To get started, first add the latest stable release of Waffle to your mix.exs file. Add in the required dependencies for ExAws as well if you want to store files in an S3 bucket:

defp deps do
  [
    {:waffle, "~> 1.0.0"},

    # If using S3:
    {:ex_aws, "~> 2.1"},
    {:ex_aws_s3, "~> 2.0"},
    {:hackney, "~> 1.9"},
    {:sweet_xml, "~> 0.6"}
  ]
end

Then you can run mix deps.get in your shell to fetch the dependencies. This is all you need to get Waffle up and running!

Let's also look at the configuration and see what Waffle is capable of.

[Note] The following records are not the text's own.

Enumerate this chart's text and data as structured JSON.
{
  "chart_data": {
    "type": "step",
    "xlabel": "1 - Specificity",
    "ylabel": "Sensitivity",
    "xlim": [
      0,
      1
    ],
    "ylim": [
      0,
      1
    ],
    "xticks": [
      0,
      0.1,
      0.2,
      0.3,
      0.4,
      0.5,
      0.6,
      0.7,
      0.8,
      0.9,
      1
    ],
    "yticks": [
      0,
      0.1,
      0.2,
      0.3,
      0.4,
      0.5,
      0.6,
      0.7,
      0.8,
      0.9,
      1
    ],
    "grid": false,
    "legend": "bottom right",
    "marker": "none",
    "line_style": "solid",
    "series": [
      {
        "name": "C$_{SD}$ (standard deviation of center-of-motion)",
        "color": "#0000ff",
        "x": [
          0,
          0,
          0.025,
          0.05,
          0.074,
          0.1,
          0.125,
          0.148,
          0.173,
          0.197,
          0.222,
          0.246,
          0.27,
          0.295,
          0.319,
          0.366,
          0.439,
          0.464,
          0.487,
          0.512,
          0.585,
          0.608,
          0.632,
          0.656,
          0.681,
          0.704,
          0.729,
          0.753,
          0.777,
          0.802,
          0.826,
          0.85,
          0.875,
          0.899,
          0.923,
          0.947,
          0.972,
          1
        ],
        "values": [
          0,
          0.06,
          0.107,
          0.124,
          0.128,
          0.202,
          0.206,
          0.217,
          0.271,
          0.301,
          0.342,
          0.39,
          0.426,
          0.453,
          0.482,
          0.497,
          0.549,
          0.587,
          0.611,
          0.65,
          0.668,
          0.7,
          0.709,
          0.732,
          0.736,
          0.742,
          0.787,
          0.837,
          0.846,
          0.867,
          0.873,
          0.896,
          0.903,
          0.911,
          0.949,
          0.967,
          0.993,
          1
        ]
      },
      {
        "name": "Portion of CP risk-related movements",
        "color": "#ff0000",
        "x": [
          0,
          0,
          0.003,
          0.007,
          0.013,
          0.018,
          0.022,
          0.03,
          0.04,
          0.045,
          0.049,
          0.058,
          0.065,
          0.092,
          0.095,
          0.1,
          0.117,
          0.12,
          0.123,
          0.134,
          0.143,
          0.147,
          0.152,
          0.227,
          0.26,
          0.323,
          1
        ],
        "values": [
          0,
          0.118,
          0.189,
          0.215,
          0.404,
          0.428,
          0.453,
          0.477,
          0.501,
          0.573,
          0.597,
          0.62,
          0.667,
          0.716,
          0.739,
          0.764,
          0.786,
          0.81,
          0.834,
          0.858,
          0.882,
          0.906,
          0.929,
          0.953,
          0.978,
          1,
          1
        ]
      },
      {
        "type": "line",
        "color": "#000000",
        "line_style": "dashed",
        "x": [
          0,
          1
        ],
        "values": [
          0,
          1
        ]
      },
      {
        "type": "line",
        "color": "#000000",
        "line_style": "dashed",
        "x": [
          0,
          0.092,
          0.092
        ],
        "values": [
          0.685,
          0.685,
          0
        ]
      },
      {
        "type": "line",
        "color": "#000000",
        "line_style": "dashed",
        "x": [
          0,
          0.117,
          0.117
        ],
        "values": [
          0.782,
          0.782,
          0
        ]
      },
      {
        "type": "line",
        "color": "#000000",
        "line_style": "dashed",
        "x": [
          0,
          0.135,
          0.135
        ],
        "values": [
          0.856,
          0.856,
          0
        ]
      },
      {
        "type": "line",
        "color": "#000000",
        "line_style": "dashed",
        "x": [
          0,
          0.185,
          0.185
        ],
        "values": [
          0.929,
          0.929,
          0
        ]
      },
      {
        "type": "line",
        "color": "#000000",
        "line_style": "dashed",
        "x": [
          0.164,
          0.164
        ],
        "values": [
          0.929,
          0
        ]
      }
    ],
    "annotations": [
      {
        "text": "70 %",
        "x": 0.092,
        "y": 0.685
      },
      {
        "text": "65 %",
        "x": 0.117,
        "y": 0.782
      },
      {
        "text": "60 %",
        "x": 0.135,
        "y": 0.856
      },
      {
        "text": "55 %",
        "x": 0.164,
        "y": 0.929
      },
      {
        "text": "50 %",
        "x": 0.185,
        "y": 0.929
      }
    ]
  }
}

Waffle expects certain properties to be configured at the application level:

# Configuration for Waffle itself:
config :waffle,
  storage: Waffle.Storage.S3, # or Waffle.Storage.Local
  bucket: {:system, "AWS_S3_BUCKET"}, # if using S3
  asset_host: "http://static.example.com" # or {:system, "ASSET_HOST"}
 
# If you're using S3, configure ExAws too:
config :ex_aws,
  json_codec: Jason

Waffle requires a definition module which contains the relevant configuration to store and retrieve your files. This definition module contains relevant functions to determine optional transformations of the uploaded file, the storage directory, the name of the files, default placeholders and making your files private or publicly accessible.

Let's generate an attachment definition for an avatar uploader:

mix waffle.g avatar_uploader

This will create a skeleton definition for your uploader in:

web/uploaders/avatar_uploader.ex

Have a look through this file to see the available configuration options. Check out the full example in the Waffle documentation for a flavour of what Waffle can do!

Storage providers

Out of the box, Waffle comes with integrations for writing uploads to a local filesystem path (Waffle.Storage.Local), and to Amazon S3 (Waffle.Storage.S3), but there are additional storage providers supported by the community which you can easily add to your project: Google Cloud Storage, Rackspace, Manta, OVH, and Microsoft Azure Storage.

Waffle + Ecto

The Waffle comes with a companion package for use with Ecto, an Elixir toolkit for interfacing with data stores, enabling changeset integration and versioned URLs for cache-busting. You can enable this by adding the  waffle_ecto dependency to your mix.exs file.

Dive into the docs

We’ve put together a comprehensive guide to Waffle with tons of articles, code samples, and guidelines to help you get up and running with Waffle as quickly as possible.

https://github.com/elixir-waffle/waffle

Waffle in action

We're actively using Waffle in several projects, one of them is a web app to help with learning English vocabulary and to practise pronunciation. We’re very proud of how far this idea has come, and we’re continuing to work hard to make Waffle the best file upload handling solution for Elixir — and your projects!